Nach dem Ersten Weltkrieg übten die Vereinigten Staaten – wie schon knapp hundert Jahre zuvor – eine große Sogwirkung aus. Die Europamüden wollten im „Land der unbegrenzten Möglichkeiten“ ihr Glück – oder zumindest Arbeit – finden. Maria Leitner folgt 1925 ihrem Bruder Johann, der unter seinem ungarischen Namen Janos Lékai beziehungsweise als John Lassen journalistisch tätig ist, nach New York.
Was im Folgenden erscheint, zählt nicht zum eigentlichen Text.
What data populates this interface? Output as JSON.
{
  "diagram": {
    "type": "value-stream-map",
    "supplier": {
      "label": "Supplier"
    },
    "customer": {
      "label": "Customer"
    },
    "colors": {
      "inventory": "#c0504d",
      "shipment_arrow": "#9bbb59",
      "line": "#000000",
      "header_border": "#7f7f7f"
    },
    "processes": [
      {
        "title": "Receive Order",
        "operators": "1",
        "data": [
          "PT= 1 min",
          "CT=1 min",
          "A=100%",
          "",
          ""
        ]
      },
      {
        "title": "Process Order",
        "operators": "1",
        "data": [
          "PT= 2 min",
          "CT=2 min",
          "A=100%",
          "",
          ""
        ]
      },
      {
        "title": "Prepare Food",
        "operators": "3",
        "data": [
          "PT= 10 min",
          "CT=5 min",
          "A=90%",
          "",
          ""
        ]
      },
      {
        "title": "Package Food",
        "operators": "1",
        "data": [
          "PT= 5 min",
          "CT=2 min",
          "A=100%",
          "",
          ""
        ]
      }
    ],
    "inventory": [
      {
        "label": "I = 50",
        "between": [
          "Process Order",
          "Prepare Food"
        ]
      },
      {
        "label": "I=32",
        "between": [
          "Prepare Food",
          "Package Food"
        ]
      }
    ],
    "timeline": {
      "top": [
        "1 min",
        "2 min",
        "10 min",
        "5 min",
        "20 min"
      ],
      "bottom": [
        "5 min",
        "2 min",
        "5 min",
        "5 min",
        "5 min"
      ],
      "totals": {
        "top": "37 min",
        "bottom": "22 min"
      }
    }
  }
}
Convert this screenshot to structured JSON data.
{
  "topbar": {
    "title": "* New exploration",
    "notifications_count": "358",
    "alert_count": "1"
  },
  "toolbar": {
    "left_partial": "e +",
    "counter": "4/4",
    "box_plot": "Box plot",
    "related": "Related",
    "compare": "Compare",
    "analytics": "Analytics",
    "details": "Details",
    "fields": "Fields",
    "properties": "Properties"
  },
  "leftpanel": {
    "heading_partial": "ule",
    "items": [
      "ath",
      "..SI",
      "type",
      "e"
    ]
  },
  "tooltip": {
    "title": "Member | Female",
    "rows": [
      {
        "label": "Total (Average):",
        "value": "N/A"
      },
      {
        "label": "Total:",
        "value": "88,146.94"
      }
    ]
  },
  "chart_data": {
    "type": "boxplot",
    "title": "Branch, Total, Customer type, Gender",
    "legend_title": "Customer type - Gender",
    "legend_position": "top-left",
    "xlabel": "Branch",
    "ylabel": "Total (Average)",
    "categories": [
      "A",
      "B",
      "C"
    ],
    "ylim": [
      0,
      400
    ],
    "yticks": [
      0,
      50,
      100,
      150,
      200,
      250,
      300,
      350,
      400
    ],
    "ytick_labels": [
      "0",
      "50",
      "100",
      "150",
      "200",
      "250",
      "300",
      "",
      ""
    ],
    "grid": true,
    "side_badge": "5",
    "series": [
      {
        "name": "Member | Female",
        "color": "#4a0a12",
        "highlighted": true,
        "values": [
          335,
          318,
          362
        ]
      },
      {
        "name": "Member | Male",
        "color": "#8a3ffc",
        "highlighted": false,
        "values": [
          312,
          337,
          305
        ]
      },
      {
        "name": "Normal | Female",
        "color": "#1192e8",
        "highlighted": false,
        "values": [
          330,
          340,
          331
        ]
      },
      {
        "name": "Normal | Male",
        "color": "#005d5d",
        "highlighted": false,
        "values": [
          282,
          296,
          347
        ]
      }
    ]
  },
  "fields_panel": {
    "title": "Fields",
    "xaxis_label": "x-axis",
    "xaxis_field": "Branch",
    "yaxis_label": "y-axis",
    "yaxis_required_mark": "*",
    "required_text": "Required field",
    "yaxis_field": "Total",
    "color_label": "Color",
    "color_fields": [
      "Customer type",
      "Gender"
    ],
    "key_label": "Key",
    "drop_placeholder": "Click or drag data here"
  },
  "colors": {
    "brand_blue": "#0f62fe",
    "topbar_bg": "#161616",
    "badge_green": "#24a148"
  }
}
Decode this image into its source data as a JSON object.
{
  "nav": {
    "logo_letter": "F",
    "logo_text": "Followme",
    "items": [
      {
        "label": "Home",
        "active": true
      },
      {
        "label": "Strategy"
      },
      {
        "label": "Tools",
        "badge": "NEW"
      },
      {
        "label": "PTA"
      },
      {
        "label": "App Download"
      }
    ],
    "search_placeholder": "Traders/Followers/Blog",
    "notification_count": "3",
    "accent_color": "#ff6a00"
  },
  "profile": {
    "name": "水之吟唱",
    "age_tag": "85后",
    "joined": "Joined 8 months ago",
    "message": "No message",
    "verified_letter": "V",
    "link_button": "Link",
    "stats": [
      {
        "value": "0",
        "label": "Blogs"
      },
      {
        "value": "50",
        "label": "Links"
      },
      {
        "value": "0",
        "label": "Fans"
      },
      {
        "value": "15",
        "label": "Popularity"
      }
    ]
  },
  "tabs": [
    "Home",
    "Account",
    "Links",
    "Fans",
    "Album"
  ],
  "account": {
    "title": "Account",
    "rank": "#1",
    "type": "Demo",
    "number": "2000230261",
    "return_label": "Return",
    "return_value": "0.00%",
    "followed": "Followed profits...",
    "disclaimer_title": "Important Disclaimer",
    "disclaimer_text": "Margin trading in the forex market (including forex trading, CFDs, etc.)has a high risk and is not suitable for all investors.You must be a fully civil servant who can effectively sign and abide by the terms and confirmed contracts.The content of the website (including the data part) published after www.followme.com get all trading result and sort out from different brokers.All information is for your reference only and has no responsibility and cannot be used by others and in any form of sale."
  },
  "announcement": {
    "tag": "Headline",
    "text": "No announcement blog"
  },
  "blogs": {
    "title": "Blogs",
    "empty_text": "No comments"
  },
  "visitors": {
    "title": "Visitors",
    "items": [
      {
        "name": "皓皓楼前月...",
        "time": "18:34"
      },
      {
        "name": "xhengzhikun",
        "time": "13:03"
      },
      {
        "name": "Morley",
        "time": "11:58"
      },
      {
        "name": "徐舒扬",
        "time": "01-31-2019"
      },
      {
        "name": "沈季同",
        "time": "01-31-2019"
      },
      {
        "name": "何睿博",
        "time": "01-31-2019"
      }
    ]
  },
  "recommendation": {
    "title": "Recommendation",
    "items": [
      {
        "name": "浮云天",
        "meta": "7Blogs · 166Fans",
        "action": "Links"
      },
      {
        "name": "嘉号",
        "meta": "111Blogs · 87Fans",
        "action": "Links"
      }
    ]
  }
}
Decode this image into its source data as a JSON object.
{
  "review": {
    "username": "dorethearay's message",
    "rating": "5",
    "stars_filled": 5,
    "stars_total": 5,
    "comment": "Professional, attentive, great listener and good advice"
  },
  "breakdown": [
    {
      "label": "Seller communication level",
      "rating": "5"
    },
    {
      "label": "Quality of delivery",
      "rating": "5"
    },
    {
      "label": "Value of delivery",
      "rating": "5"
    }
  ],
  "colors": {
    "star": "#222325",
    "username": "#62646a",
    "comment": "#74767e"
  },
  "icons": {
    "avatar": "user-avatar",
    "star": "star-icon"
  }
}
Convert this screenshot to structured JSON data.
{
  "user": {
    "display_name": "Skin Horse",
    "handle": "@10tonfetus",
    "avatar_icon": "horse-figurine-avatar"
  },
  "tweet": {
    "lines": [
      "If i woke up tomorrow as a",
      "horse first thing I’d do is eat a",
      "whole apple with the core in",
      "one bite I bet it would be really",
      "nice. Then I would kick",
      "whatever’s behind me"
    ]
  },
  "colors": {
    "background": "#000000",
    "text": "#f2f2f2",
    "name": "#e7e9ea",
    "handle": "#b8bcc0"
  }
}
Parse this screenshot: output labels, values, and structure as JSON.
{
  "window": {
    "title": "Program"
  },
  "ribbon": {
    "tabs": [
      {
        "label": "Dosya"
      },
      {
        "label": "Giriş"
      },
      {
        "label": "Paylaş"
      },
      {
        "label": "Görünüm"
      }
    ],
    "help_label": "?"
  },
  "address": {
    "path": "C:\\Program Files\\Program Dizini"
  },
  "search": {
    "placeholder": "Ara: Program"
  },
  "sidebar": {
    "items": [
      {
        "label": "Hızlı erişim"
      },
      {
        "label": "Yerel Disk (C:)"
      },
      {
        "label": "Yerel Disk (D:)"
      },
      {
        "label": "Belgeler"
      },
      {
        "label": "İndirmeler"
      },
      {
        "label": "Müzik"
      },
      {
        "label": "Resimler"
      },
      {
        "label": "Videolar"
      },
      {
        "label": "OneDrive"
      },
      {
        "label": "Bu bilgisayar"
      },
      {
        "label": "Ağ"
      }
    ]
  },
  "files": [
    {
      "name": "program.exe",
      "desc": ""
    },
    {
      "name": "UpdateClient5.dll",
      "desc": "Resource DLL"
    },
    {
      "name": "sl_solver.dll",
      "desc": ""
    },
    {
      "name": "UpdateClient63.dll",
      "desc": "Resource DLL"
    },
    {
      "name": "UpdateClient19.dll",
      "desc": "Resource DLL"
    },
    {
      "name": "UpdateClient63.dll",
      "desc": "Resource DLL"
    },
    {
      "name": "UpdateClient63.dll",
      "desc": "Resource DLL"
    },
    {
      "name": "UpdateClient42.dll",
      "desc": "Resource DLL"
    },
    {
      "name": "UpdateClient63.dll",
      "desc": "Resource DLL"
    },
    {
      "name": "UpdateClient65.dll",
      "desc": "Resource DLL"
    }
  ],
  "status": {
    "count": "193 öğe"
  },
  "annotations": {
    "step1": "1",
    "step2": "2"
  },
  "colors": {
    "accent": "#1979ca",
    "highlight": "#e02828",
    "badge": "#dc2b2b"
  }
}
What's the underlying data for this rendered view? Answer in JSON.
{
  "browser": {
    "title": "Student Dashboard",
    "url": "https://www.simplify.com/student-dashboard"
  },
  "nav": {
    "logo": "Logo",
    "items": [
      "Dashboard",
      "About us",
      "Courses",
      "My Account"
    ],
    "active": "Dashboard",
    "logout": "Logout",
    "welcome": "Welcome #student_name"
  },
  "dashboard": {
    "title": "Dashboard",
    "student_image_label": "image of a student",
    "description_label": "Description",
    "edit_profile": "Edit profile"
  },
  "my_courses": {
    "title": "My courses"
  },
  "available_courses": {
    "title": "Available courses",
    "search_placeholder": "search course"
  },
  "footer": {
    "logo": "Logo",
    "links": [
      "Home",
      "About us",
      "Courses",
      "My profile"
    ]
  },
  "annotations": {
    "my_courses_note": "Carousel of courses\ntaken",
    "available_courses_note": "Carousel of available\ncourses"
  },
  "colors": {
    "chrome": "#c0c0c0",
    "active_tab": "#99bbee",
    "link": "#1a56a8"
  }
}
Sie soll im Auftrag des Ullstein Verlags über die Neue Welt berichten. „Wir haben unsere Mitarbeiterin Fräulein Maria Leitner mit der schwierigen und mutigen Aufgabe nach Amerika geschickt, die dortigen Erwerbsmöglichkeiten […] durch das Opfer persönlicher Dienstleistungen zu studieren.“ So heißt es im Vorspann zu ihrer ersten Rollenreportage im „Uhu“ vom September 1925. Sie schildert darin ihre Erfahrungen als Scheuerfrau im größten Hotel der Welt.
Maria Leitner betreibt keinen Globetrotter-Journalismus, der die exotischen Seiten fremder Länder in bunten Farben ausmalt. Sie will möglichst authentisch über die Lebenswirklichkeit der sogenannten kleinen Leute berichten. Deshalb arbeitet sie inkognito als Putzfrau, als Kellnerin und als Lehrling in einer Zigarrenfabrik. Angeblich ist sie in sechzig unterschiedliche Berufsrollen geschlüpft. Die Ichform, bei Reportern sonst durchaus umstritten – hier ist sie angemessen: Die Autorin schildert in ihren Texten ihre eigenen Erlebnisse und Erfahrungen. Damit gehört sie zusammen mit ihrem Wiener Zeitgenossen Max Winter zu den Pionieren der Rollenreportage.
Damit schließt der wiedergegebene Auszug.